Example: two goals but only one successful habit

But even knowing this is not enough. For example, recently I set myself two goals. One to learn and play the guitar and the other to get fit for a race. But I only really succeeded with the latter goal. Why is that?

I started playing the guitar in my teens, but I had never really improved beyond a certain (and basic) level.  Why? Quite simply it was because I never practised enough.  I never developed guitar practice as a habit. But, I decided to try again during the pandemic.

In my dreams, I would be able to play like Jimi Hendrix.  In my mind’s eye, I could see myself saving the day at a gig, strolling onto the stage to replace an injured lead guitarist, and stunning my friends with amazing solos, my fingers a blur on the fretboard!  But there was a big difference between successful guitarists and me. That difference went beyond just raw talent (of which I had very little).

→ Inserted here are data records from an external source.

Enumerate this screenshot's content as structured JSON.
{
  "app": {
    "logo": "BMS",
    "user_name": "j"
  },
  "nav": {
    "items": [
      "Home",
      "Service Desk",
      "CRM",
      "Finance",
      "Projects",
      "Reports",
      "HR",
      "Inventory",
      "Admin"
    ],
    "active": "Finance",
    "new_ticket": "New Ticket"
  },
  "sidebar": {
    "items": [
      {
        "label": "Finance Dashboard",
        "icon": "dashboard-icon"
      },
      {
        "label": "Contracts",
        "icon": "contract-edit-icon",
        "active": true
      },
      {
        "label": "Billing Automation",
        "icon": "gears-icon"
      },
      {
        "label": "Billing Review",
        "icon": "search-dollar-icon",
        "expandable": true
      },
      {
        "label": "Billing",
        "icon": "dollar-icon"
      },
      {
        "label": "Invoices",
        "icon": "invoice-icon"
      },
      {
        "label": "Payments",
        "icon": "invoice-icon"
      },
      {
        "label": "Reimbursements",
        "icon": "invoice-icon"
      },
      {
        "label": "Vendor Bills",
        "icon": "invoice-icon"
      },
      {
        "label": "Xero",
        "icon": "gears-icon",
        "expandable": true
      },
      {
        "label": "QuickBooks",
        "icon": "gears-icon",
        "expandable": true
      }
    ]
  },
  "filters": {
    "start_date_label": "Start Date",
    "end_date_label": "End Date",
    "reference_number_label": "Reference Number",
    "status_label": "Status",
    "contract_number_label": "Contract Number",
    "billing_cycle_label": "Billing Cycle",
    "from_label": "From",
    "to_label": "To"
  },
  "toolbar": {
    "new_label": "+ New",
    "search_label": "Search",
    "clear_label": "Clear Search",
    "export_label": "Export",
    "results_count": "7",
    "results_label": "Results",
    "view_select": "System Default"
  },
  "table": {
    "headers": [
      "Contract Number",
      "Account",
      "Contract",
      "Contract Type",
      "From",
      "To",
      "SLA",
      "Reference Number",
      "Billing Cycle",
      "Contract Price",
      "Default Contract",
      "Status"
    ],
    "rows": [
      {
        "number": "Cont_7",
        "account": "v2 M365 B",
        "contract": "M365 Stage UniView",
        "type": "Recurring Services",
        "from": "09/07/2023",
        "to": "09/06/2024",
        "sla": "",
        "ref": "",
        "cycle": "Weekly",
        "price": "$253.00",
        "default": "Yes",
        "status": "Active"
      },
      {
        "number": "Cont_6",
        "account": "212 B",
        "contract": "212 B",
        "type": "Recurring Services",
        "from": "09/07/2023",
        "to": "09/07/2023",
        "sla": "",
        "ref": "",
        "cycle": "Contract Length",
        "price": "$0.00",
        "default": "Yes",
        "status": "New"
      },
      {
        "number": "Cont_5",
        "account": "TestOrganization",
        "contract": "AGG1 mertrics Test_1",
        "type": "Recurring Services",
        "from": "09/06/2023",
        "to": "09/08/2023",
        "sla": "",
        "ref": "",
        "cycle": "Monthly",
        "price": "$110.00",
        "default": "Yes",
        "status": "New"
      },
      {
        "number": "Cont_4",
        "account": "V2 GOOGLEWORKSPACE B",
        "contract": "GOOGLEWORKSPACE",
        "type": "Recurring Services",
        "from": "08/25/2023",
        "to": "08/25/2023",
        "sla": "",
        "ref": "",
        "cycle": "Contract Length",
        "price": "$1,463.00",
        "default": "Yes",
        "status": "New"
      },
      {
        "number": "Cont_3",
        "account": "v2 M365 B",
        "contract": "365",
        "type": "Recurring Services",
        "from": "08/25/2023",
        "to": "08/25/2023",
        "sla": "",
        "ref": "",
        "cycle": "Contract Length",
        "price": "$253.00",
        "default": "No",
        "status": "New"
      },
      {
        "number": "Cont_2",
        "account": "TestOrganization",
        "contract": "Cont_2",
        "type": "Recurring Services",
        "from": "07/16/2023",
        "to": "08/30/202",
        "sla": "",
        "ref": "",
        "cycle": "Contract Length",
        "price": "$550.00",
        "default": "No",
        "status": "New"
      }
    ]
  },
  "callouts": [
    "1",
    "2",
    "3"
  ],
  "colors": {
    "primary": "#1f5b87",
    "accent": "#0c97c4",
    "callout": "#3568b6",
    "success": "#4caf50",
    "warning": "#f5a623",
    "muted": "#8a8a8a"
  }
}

Guitar legends such as Jimi Hendrix would pick a guitar up at the beginning of the day and hardly put it down until they went to bed; it is like an extension of their body.  I rarely picked mine up at all.  When practising I got frustrated or bored quickly and if I had the choice between playing for an hour on the guitar or going to the gym, I would generally choose the latter.

So, I managed to get fit but have (so far) failed in my goal of improving my guitar playing. Success in one and failure in another came down to competing values and priorities regarding my time management. I only had the capacity to develop one new habit and achieve one goal.

The simple fact is you can become good at almost anything, but you cannot be good at everything. You must prioritise. You have to make decisions between the goals you want to achieve and the habits you want to form. It takes focus and energy to build and solidify good habits. So be clear about your personal values and set your priorities before you start building your new habit.

How to start turning goals and decisions into habits

Achieving a personal development goal is not a one-off decision. Success is the cumulative effect of good choices made every day. Habit reinforces our decision-making and makes it easier to do the right thing.

But we cannot change everything all at once or achieve all our goals at the same time. First, we must work out the goal we value most. We must prioritise what we want to do. Think, what is the most important change you want to make?

Then we have to build a new habit. We do this by experimenting with the habit loop and manipulating the response to any stimulus. By working out the cue, we can build a new routine, reinforced by rewards.

Crack the new habit and you will have exponentially improved your chances of making the decisions and achieving success.

“Many of life’s failures are people who did not realise how close they were to success when they gave up.”